Оба не шевелились, молчали. Неожиданно он прижался лицом к ее руке.

— Да?

— Да.

Он засмеялся.

— Я дурак. Тебе ведь только пятнадцать. Забудешь все, что тут наобещала. Факт.

— Нет.

— Что нет?

— Не забуду.

Он, кажется, хотел ее обнять, и тогда Катя выскочила прямо под дождь. Дом был близко. Перебежала улицу, перед большой глубокой лужицей помедлила, скинула свои новые туфли. Он догнал, схватил за руку.

— Постой! Ведь дождь…

— Ничего, вон мой дом! Не провожай, пожалуйста… Я очень прошу. До завтра.
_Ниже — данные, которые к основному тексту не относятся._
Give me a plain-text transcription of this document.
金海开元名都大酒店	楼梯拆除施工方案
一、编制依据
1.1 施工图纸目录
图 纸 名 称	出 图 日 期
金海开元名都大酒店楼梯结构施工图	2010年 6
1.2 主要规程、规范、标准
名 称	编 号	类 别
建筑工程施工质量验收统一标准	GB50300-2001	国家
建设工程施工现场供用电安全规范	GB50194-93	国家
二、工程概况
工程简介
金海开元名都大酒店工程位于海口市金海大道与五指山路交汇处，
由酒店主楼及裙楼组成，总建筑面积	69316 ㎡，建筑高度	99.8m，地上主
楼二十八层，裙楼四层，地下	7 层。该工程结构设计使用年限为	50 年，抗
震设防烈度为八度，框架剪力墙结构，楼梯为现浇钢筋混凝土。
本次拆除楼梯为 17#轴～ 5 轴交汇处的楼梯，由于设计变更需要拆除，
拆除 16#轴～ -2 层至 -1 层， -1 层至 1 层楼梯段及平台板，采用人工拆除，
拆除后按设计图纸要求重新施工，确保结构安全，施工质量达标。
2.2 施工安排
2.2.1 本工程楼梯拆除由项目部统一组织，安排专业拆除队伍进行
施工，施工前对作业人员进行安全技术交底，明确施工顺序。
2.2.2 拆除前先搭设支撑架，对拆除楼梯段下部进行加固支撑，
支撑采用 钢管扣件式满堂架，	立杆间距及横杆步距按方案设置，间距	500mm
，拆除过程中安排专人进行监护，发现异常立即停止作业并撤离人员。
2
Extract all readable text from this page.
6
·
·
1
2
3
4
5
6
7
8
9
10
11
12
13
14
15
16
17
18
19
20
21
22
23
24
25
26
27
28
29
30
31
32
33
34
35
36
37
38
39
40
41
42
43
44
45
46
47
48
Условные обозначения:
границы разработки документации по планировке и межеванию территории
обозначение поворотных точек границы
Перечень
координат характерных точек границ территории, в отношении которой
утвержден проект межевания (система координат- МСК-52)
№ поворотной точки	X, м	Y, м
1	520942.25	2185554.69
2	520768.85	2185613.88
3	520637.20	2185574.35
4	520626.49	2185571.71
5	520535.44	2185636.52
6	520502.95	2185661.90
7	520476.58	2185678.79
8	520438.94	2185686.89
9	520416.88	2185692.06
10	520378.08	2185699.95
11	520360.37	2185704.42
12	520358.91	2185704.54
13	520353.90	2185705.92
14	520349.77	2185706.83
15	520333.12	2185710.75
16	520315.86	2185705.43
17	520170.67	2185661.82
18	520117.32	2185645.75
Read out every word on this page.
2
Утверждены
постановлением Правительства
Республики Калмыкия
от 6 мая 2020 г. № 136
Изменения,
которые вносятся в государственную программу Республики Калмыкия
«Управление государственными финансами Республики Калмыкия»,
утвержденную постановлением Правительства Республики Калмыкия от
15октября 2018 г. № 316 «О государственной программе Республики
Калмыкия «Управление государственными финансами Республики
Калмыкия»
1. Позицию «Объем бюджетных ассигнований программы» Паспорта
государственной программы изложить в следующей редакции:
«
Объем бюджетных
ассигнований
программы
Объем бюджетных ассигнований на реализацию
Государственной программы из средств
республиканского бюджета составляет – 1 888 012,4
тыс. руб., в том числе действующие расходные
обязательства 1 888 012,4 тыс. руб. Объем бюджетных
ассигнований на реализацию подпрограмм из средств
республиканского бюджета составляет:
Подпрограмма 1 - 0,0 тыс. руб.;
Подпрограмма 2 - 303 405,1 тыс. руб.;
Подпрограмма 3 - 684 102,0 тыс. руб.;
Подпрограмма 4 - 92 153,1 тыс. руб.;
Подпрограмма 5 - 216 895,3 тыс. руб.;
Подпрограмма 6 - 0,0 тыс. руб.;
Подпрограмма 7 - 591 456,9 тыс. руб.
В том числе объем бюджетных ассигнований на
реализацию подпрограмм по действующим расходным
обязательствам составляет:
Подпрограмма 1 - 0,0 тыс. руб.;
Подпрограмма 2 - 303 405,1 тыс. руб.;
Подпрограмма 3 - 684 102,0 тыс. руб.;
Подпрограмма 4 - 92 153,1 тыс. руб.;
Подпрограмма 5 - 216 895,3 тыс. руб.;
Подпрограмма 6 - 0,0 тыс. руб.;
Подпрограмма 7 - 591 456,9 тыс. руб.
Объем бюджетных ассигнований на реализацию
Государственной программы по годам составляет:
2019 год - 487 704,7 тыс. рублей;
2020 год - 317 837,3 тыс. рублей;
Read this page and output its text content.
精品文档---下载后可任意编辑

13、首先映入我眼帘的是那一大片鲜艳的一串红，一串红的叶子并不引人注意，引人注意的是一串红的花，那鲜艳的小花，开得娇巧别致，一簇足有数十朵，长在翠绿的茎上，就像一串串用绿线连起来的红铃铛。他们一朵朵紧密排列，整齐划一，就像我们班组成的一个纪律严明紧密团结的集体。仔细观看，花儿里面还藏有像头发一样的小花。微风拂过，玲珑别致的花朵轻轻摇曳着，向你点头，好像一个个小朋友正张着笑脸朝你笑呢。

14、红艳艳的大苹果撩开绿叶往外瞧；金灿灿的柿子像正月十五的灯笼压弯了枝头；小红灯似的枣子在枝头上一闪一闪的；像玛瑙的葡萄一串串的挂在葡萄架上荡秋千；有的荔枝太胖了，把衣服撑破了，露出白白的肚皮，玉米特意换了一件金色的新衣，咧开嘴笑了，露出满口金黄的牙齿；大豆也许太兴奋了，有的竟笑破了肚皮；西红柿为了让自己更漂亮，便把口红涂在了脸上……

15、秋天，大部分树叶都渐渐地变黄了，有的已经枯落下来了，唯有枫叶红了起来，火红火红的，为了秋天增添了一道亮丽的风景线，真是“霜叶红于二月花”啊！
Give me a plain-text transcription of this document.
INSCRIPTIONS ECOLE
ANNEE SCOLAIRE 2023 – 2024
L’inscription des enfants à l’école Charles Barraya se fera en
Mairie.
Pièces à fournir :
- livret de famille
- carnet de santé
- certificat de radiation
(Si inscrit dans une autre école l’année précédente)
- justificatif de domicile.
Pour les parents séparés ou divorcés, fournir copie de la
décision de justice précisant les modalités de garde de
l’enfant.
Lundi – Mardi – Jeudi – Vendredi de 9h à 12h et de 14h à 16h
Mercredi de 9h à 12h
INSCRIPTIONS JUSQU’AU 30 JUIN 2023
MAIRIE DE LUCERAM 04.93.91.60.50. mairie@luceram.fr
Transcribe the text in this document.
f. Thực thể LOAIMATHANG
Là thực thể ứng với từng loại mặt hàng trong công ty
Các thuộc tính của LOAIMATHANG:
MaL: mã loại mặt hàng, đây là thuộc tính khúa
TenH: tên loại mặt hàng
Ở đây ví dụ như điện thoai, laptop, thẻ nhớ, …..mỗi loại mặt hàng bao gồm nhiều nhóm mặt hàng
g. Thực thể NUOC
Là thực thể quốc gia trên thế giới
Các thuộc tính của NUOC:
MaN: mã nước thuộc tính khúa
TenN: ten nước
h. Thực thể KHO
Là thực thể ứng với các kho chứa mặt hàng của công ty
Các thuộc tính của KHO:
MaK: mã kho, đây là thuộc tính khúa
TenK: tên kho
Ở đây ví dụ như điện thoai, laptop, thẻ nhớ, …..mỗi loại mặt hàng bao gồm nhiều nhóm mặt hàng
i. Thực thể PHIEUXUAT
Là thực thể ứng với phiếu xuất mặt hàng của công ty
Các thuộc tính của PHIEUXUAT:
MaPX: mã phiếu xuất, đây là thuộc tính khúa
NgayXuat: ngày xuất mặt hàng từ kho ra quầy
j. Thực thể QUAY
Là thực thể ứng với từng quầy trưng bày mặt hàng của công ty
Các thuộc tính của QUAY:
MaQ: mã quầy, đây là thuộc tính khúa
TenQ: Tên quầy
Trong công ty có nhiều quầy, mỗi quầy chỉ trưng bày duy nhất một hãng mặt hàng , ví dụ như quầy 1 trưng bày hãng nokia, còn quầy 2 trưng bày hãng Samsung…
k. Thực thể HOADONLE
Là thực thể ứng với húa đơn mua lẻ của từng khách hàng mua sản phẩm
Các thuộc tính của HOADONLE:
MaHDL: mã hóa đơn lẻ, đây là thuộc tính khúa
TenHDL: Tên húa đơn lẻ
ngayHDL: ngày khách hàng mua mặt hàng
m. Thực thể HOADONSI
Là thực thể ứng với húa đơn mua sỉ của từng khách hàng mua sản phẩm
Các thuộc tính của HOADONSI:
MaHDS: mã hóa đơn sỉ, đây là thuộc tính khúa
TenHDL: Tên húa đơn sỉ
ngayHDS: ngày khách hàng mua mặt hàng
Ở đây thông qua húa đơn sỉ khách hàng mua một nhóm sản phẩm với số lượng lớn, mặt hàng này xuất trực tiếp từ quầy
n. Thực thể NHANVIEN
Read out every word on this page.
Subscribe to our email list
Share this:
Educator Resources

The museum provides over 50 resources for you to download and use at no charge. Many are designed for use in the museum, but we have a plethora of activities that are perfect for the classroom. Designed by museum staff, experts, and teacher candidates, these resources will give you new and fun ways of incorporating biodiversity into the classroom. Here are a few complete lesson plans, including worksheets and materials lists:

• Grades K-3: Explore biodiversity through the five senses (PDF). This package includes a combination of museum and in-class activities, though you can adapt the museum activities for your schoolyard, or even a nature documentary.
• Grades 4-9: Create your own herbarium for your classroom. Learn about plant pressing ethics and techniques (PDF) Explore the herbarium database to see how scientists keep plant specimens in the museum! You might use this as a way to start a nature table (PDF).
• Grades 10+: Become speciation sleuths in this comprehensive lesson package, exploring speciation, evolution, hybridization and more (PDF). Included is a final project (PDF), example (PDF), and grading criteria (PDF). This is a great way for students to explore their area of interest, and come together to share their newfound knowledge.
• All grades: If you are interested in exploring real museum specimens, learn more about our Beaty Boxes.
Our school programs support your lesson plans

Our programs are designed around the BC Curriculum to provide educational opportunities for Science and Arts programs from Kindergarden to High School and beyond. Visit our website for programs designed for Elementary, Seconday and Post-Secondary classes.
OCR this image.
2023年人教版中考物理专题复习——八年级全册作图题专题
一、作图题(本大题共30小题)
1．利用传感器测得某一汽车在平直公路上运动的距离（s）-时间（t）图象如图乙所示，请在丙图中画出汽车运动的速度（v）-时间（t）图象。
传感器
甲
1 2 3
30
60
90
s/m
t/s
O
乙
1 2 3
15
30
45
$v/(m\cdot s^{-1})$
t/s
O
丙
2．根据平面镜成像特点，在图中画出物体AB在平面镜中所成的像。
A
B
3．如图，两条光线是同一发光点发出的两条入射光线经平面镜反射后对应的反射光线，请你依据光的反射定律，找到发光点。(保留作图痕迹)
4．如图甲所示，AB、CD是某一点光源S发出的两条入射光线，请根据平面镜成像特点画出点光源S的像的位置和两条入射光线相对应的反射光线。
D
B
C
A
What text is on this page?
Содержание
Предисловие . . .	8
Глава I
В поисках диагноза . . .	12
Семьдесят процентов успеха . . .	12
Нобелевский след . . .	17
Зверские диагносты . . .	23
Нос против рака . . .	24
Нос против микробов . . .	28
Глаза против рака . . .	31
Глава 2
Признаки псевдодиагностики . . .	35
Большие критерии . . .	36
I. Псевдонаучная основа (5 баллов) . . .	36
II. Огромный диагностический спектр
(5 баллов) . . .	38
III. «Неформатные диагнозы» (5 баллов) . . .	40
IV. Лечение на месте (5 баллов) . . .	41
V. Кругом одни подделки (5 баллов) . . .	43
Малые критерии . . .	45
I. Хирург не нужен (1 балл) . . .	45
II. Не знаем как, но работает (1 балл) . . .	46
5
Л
— Постой… Ведь ты это всерьез? Да?

— Да, да, да!

И она юркнула в калитку. Стучать в дверь не стала, тети Дуни побоялась, потихоньку пробежала через двор, пробралась в сад, а оттуда — прямо в свою комнату. Окошко было распахнуто, будто ждало ее. Подтянулась на руках, и — там.

В ту ночь не спала до самого рассвета. Вспоминала, как все это было. С чего началось? Сначала он подошел, пригласил на вальс. А потом… До утра перебирала в памяти каждую мелочь, каждое слово. Он сказал «до завтра». Какое это будет завтра? И что он ей скажет, и как ей вообще быть?.. Наступивший день сам снял эти вопросы. Это было 22 июня. В тот день началась война, и у тети Дуни провожали сразу двоих: отца и старшего сына, брата Веры. К вечеру Катя уехала домой — мать вызвала телеграммой. Там тоже были проводы, чуть ли не все село уходило на фронт. Катин отец умер три года назад, братьев не было, и в их семье, на первый взгляд, ничего не изменилось. Их было двое, как и прежде. Она да мать. Но вокруг стало тревожно и тихо. В опустевшей деревне торопились собрать урожай, спешили выполнить госпоставки. На женщин навалилась работа — и за себя и за мужчин, непосильный труд с утра и до поздней ночи. Учительница и ее дочь работали наравне со всеми. И так до самого того дня, когда заперли дом, побросали кое-какие пожитки в погреб и побежали из деревни: немцы уже совсем близко подошли.

Вот и года не прошло, а как все переменилось: матери больше нет, и никого близких нет. Не считая старухи Касьяновны. И та все переписывалась с какой-то дальней родней, собиралась уехать… Вставала Касьяновна чуть свет и сразу же будила Катю.

— Нечего спать, не в гостях. Дармоедов и без тебя хватает. Со всего свету понаехали, корми их…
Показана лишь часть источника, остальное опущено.